Gleich hinter dem Tempel drei Mal rechts ging der Weg weiter hinauf auf über 700 Meter um dann steil bis zum Bangai-Tempel 13, Senryu-ji abzufallen. Dieser Tempel war speziell, da sich der Hondo und der Daishi im Hauptgebäude befanden.






 Gleich unterhalb des Tempels liefen wir einem Stausee entlang. Die Strasse ging hoch und runter wie eine Achterbahn bis wir den langen Tunnel erreichten und wieder auf die andere Seite des Berges gelangten.
In einer Rasthütte trafen wir auf weitere Henros, alles ältere japanische Herren; u. a. zwei von heute morgen und einer der fitten 70-jährigen. Nach der Pause erhielten wir von einem Herrn ein Badetuch und im Bangai-Tempel 14, Jofuku-ji wollte der Mönch kein Geld zur die Kalligrafie; im Gegenteil, er gab uns sogar noch eine kühle Büchse Kaffee.





Dann folgte noch ein letzter Anstieg bis zum Sakaime-Tunnel und dahinter befand sich auch schon das Minshuku Okada.

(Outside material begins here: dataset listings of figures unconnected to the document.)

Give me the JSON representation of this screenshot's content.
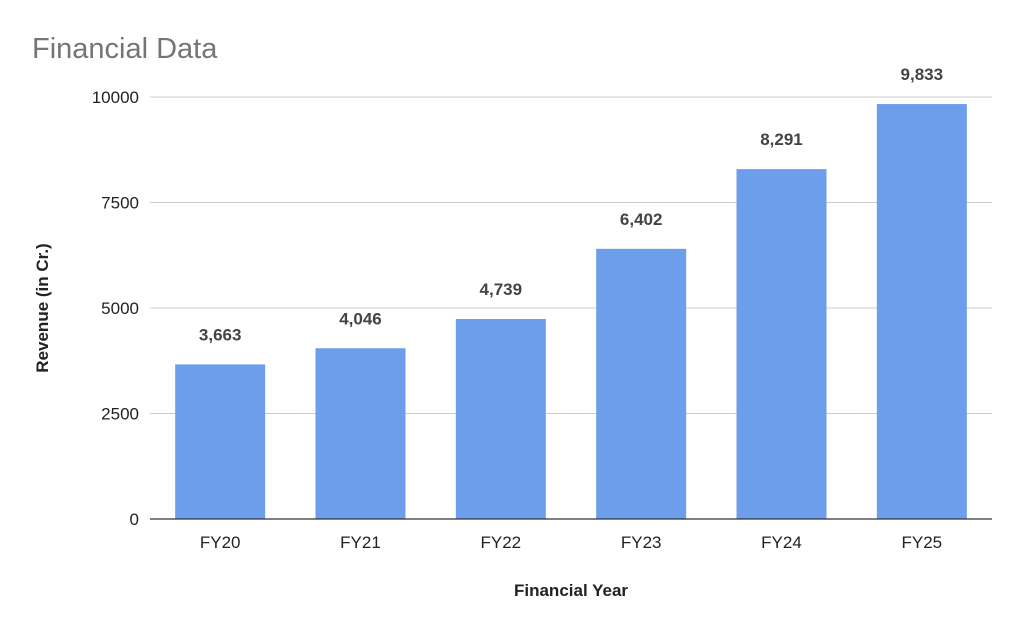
{
  "chart_data": {
    "type": "bar",
    "title": "Financial Data",
    "xlabel": "Financial Year",
    "ylabel": "Revenue (in Cr.)",
    "categories": [
      "FY20",
      "FY21",
      "FY22",
      "FY23",
      "FY24",
      "FY25"
    ],
    "values": [
      3663,
      4046,
      4739,
      6402,
      8291,
      9833
    ],
    "data_labels": [
      "3,663",
      "4,046",
      "4,739",
      "6,402",
      "8,291",
      "9,833"
    ],
    "yticks": [
      0,
      2500,
      5000,
      7500,
      10000
    ],
    "ytick_labels": [
      "0",
      "2500",
      "5000",
      "7500",
      "10000"
    ],
    "ylim": [
      0,
      10000
    ],
    "grid": true,
    "legend": "none",
    "bar_color": "#6d9eeb"
  }
}
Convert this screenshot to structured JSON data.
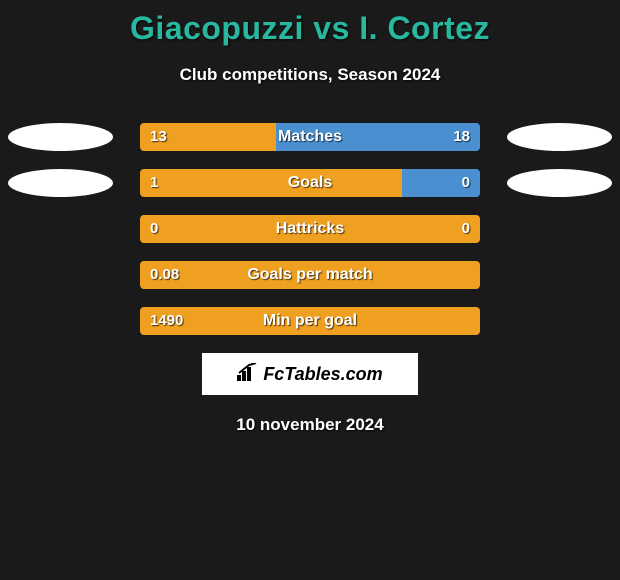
{
  "title": {
    "player1": "Giacopuzzi",
    "vs": "vs",
    "player2": "I. Cortez",
    "color": "#28b8a0"
  },
  "subtitle": "Club competitions, Season 2024",
  "colors": {
    "p1": "#f0a020",
    "p2": "#4a90d0",
    "bg": "#1a1a1a",
    "text": "#ffffff"
  },
  "bar_area_width": 340,
  "stats": [
    {
      "label": "Matches",
      "v1": "13",
      "v2": "18",
      "p1_pct": 40,
      "p2_pct": 60,
      "avatar_p1": true,
      "avatar_p2": true
    },
    {
      "label": "Goals",
      "v1": "1",
      "v2": "0",
      "p1_pct": 77,
      "p2_pct": 23,
      "avatar_p1": true,
      "avatar_p2": true
    },
    {
      "label": "Hattricks",
      "v1": "0",
      "v2": "0",
      "p1_pct": 100,
      "p2_pct": 0,
      "avatar_p1": false,
      "avatar_p2": false
    },
    {
      "label": "Goals per match",
      "v1": "0.08",
      "v2": "",
      "p1_pct": 100,
      "p2_pct": 0,
      "avatar_p1": false,
      "avatar_p2": false
    },
    {
      "label": "Min per goal",
      "v1": "1490",
      "v2": "",
      "p1_pct": 100,
      "p2_pct": 0,
      "avatar_p1": false,
      "avatar_p2": false
    }
  ],
  "logo_text": "FcTables.com",
  "date": "10 november 2024"
}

Beim Nachtessen war der Raum mit Pilgern gefüllt und nach ein paar Bier baute sich schon eine gemütliche Stimmung auf.  Das Highlight war jedoch der “Grossvater”, der selbstgezeichnete Karten verteilte und den Weg im Detail erklärte sowie zusätzlich Infos über Tempel und Sachen zum Sammeln abgab.